Residents have overgrown, hungry rats, occasional violence and drugs, and the need to make it happen by any means necessary as it is one of the most expensive places to live. You may have to forego sleep even to attempt to live there (hence, New York being the city that never sleeps) and deal with the worst it may offer. Somehow, both the yin and the yang of New York have inspired everything from the proto-punk and local no wave scene to the genre and culture of hip-hop to even birthing artists such as Jean-Michel Basquiat. The latest in line is avant-rap’s maassai.

Not only does maassai tackle some of the freshest kinds of beats, but her voice is stern yet controlled—what she says isn’t just for kicks. Declaring she sounds very at home over Jersey’s JWords production would be an understatement and those who have heard their collaboration album ve•loc•i•ty would agree 150%.

If their debut didn’t prove it to you already, then H31R’s latest project, HeadSpace, will show that they could easily revitalize the sound of New York hip-hop. JWords’ glitchy, afrofuturistic production sounds like both the picture of New York’s grimy atmosphere and the unease and general distrust permeating maassai’s mind and bars. Together, they confront the shadiness of the people that surround you on “Backwards,” the use of manifestation to propel the grind mentality on “Big Bang,” and doing what you can to not get caught up in it all while not letting it destroy you on “Static.”
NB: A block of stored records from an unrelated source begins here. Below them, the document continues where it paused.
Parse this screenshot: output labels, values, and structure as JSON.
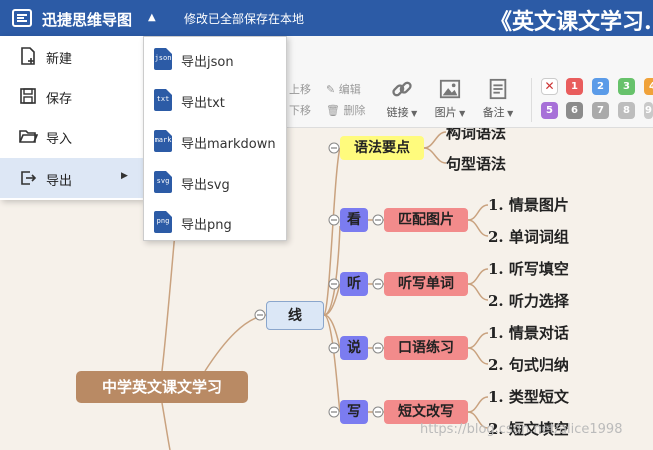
{
  "header": {
    "app_title": "迅捷思维导图",
    "save_status": "修改已全部保存在本地",
    "doc_title": "《英文课文学习."
  },
  "toolbar": {
    "move_up": "上移",
    "move_down": "下移",
    "edit": "编辑",
    "delete": "删除",
    "link": "链接",
    "image": "图片",
    "note": "备注",
    "priorities": [
      "1",
      "2",
      "3",
      "4",
      "5",
      "6",
      "7",
      "8",
      "9"
    ]
  },
  "main_menu": {
    "items": [
      {
        "label": "新建",
        "icon": "new-file-icon"
      },
      {
        "label": "保存",
        "icon": "save-icon"
      },
      {
        "label": "导入",
        "icon": "folder-open-icon"
      },
      {
        "label": "导出",
        "icon": "export-icon"
      }
    ]
  },
  "export_menu": {
    "items": [
      {
        "label": "导出json",
        "badge": "json"
      },
      {
        "label": "导出txt",
        "badge": "txt"
      },
      {
        "label": "导出markdown",
        "badge": "mark"
      },
      {
        "label": "导出svg",
        "badge": "svg"
      },
      {
        "label": "导出png",
        "badge": "png"
      }
    ]
  },
  "mindmap": {
    "root": "中学英文课文学习",
    "branch": "线",
    "grammar": {
      "label": "语法要点",
      "leaves": [
        "构词语法",
        "句型语法"
      ]
    },
    "senses": [
      {
        "sense": "看",
        "skill": "匹配图片",
        "leaves": [
          "1. 情景图片",
          "2. 单词词组"
        ]
      },
      {
        "sense": "听",
        "skill": "听写单词",
        "leaves": [
          "1. 听写填空",
          "2. 听力选择"
        ]
      },
      {
        "sense": "说",
        "skill": "口语练习",
        "leaves": [
          "1. 情景对话",
          "2. 句式归纳"
        ]
      },
      {
        "sense": "写",
        "skill": "短文改写",
        "leaves": [
          "1. 类型短文",
          "2. 短文填空"
        ]
      }
    ]
  },
  "watermark": "https://blog.csdn.net/alice1998",
  "colors": {
    "topbar": "#2c5ba6",
    "root": "#b98a64",
    "sense": "#7b7cf0",
    "skill": "#f28b8b",
    "grammar": "#fffb7d"
  }
}
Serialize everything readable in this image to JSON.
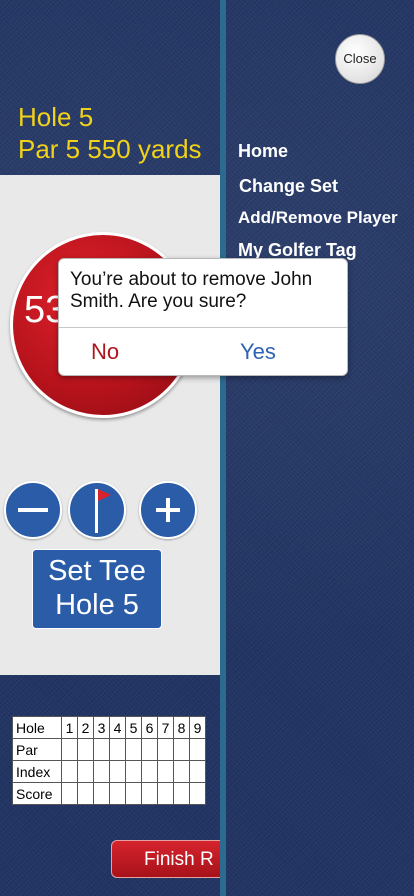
{
  "hole": {
    "title": "Hole 5",
    "par_line": "Par 5  550 yards"
  },
  "distance": {
    "value": "53"
  },
  "controls": {
    "minus_icon": "minus-icon",
    "flag_icon": "pin-flag-icon",
    "plus_icon": "plus-icon",
    "set_tee_line1": "Set Tee",
    "set_tee_line2": "Hole 5"
  },
  "scorecard": {
    "rows": [
      "Hole",
      "Par",
      "Index",
      "Score"
    ],
    "holes": [
      "1",
      "2",
      "3",
      "4",
      "5",
      "6",
      "7",
      "8",
      "9"
    ]
  },
  "finish_label": "Finish R",
  "menu": {
    "close_label": "Close",
    "items": [
      "Home",
      "Change Set",
      "Add/Remove Player",
      "My Golfer Tag"
    ]
  },
  "alert": {
    "message": "You’re about to remove John Smith. Are you sure?",
    "no_label": "No",
    "yes_label": "Yes"
  },
  "colors": {
    "accent_yellow": "#f1d21a",
    "button_blue": "#2a5ca8",
    "red": "#c8161f",
    "yes_blue": "#2f63b4",
    "no_red": "#b0141c"
  }
}
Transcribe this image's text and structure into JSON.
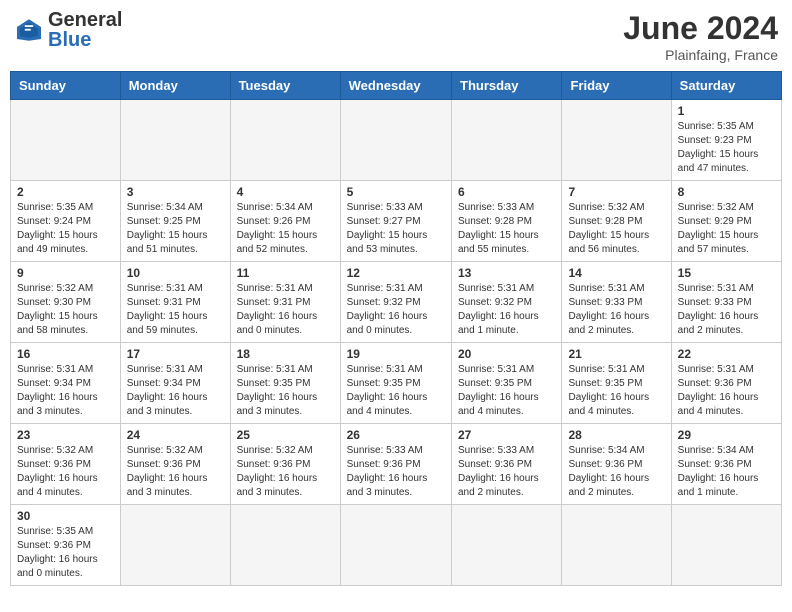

maassai also explores matters of the mind with the theory of mirroring the person near you on “Reflection” and the trepidation that can come with facing the real you on “Shadow Self.” Underneath each song, JWords’ bubble soap-thick liquid production compliments the low-key nature of maassai’s rhymes—even going so far as encouraging you to dance when she repeats, “I don’t feel seen, you don’t feel seen, we don’t feel seen.”

As spiritual as it is confrontational, HeadSpace offers a space to dance through and away from the madness—as hard as it may be to avoid being instrumental to it all.